Today in Literary History – April 14, 1939 – John Steinbeck’s “The Grapes of Wrath” is published

John Steinbeck’s classic novel of the American Dust Bowl, The Grapes of Wrath, was first published on April 14, 1939. It won the The National Book Award for the best novel of 1939 and The Pulitzer Prize for fiction.


The novel follows the Joad family, “Okies” who are forced by drought, the Great Depression and the spectre of bank foreclosure on their tenent farm to migrate to California in hope of a better life. This was a very pressing issue during the “Dirty Thirties.”

Steinbeck was a lifelong Californian who had himself worked alongside migrant workers in his younger years. Politically, he was a progressive who had great sympathy for the plight of the Okies and other migrants. He said that in writing The Grapes of Wrath he wanted “to put a tag of shame on the greedy bastards who are responsible for this.”

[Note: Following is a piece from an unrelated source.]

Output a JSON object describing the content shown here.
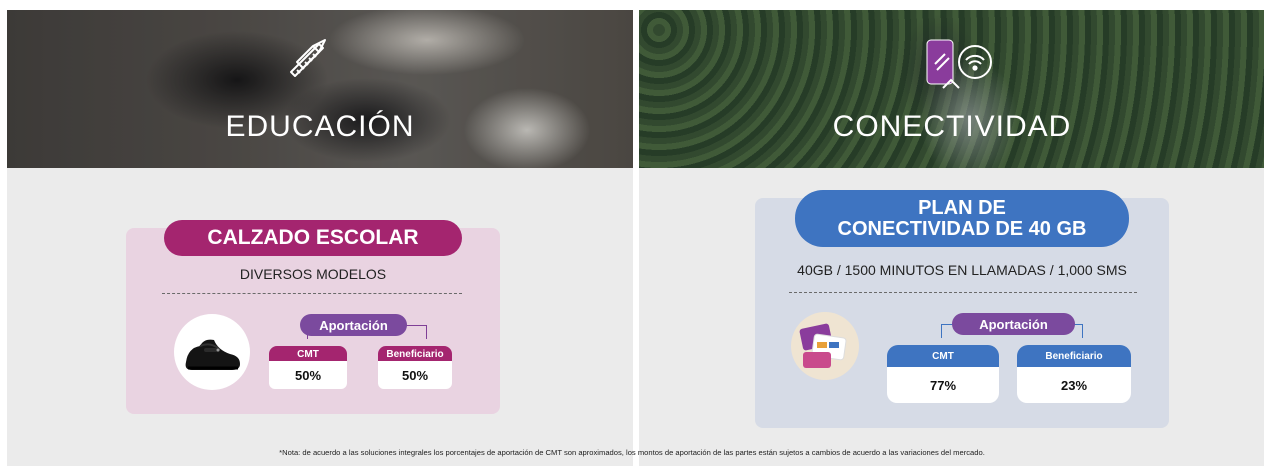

Steinbeck did extensive research for the book. It grew out of a series of newspaper articles Steinbeck wrote on 1936. Originally called The Harvest Gypsies, the articles were collectively published as a pamphlet in 1938 with the title Their Blood is Strong. It contained an updated chapter by Steinbeck and 22 photographs by Dust Bowl photographer Dorothea Lange. For the series Steinbeck interviewed many migrant workers and wrote about their personal struggles.


The Grapes of Wrath was an immediate success and a huge publishing phenomenon. Within a year of publication there were nearly half a million copies in print. It was cited by the Nobel Prize committee as Steinbeck’s greatest achievement when they awarded him the Nobel in 1962. I first read it in high school and can still remember the impact it had on me at the time.

Dorothea Lange photograph from Their Blood Was Strong

Director John Ford turned The Grapes of Wrath into an iconic movie the year after it was published, starring Henry Fonda as Tom Joad. The novel has also inspired singers and songwriters from Woody Guthrie to Bruce Springstein.

Most critics claim that the elusive “Great American Novel” has yet to be written, but many agree that The Grapes of Wrath comves pretty close with what we have now.